Author: Awens Alphonse, Nebi Demez, Noufal Manthala Padannayil, Haley Park, Shyam Pokharel, Suresh Rana, Lauren A. Rigsby, Nishan Shrestha, Somol Sunny 👨🔬
Affiliation: Florida Atlantic University, Lynn Cancer Institute, Boca Raton Regional Hospital, Baptist Health South Florida 🌍
Purpose: This study evaluates the dosimetric effects of patient positioning errors, including setup inaccuracies and yaw deviations, on dual-isocenter volumetric modulated arc therapy (VMAT) plans for bilateral breast cancer.
Methods: A dual-isocenter VMAT technique using two partial arcs per breast with collimator adjustments was developed to enhance dose conformity and reduce field overlap. Positional uncertainties, including yaw deviations (±1°, ±2°, ±3°), isocenter shifts (±5 mm), and their combinations, were simulated, generating 49 dose distributions. Dosimetric impacts were assessed for clinical target volumes (CTVs) and organs at risk (OARs), including the heart, lungs, esophagus, skin, and left anterior descending artery (LAD).

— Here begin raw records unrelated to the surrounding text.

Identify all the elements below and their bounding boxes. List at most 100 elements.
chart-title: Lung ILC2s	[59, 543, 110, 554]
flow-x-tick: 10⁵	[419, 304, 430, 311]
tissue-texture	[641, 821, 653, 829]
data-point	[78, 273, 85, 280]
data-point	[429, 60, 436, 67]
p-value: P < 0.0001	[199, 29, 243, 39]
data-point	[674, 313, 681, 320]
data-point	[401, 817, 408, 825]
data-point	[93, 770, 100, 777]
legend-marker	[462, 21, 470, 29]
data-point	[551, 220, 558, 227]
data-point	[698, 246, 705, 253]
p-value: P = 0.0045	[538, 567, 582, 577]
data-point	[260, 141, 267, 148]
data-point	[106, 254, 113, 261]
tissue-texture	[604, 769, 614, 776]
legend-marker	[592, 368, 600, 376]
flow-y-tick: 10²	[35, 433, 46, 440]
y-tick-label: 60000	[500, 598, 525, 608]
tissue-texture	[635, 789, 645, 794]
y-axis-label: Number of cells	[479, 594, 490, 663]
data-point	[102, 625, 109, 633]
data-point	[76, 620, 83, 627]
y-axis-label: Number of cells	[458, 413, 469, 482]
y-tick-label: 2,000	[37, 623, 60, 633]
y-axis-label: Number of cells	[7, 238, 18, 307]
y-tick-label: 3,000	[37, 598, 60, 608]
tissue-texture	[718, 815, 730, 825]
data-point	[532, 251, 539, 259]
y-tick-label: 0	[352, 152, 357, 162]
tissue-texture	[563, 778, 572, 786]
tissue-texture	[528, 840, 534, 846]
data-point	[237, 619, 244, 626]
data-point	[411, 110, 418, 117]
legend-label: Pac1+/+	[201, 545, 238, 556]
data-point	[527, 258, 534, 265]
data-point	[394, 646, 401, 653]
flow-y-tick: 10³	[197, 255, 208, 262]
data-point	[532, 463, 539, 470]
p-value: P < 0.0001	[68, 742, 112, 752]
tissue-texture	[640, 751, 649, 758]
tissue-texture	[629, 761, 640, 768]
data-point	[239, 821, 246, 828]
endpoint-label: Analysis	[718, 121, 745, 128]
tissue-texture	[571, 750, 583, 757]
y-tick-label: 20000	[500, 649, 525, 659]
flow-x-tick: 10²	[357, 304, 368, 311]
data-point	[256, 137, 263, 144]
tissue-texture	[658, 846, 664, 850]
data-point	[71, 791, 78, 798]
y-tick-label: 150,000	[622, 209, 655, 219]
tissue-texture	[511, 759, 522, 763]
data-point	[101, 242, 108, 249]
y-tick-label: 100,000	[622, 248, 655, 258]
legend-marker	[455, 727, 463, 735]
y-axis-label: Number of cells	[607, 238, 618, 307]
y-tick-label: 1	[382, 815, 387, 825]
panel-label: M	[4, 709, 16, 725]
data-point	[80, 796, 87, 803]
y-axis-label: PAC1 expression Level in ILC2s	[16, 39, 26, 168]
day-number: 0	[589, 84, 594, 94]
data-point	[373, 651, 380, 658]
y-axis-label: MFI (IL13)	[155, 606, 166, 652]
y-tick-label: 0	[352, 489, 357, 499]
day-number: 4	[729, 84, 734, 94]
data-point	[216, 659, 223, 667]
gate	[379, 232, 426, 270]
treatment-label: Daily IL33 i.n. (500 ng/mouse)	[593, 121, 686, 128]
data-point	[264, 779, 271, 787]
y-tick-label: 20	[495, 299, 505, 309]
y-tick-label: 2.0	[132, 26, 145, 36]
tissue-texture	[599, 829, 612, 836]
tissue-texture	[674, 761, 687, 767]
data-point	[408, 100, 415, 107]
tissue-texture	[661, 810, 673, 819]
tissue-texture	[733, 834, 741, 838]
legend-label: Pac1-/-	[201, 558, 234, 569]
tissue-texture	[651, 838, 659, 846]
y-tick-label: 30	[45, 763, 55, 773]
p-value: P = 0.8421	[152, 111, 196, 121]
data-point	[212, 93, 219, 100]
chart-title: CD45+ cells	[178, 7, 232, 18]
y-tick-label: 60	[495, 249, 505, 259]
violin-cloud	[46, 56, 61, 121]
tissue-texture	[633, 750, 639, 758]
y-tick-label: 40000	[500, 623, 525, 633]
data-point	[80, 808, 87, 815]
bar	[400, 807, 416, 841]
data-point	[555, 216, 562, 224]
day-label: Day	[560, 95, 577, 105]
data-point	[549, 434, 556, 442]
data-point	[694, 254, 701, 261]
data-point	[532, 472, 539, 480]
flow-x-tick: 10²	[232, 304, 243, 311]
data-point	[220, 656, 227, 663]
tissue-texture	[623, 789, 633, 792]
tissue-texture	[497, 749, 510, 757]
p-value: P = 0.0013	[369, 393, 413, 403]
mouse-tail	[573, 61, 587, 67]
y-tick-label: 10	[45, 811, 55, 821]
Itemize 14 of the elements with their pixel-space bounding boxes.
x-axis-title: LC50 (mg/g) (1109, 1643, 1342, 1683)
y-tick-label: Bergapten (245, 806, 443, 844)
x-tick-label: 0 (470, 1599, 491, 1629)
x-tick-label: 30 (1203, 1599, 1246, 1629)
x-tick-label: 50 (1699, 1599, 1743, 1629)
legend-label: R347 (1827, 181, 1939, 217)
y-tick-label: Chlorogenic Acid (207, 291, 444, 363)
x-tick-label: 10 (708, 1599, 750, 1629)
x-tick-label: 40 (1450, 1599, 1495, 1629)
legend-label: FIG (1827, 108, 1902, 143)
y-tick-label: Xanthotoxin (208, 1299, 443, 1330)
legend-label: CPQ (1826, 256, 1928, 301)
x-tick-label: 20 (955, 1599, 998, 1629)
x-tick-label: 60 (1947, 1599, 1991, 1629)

Results: Yaw errors caused minimal dosimetric deviations, with CTV coverage (V95) decreasing by up to 0.21%. For OARs, yaw errors moderately increased the mean dose to the LAD, heart, and esophagus. Lung dose metrics (V20 and V5) showed negligible changes, while Skin Dmax exhibited minor variations. In contrast, setup errors had a greater impact. CTV_Breast_L experienced the largest reduction in V95, decreasing by up to 5.5%. The mean dose to the LAD, heart, and esophagus increased by 40%, 31%, and 16%, respectively. Lung V20 and V5 rose by 25% and 6.4%, and Skin Dmax increased by 3%. Combined yaw and setup errors slightly amplified deviations. The mean dose to the LAD and heart increased by an additional 1.23% and 1.57%, respectively, compared to setup errors alone, while esophagus doses displayed smaller increases (<1%). Lung and Skin metrics varied by less than 0.5% compared to setup errors.
Conclusion: Setup inaccuracies caused greater dosimetric impacts than yaw deviations, reducing target coverage and increasing OAR doses. Combined errors further amplified deviations. Precise patient alignment and robust verification protocols are critical to maintain dosimetric precision in dual-isocenter VMAT plans for bilateral breast cancer. Further validation is needed with larger patient cohorts.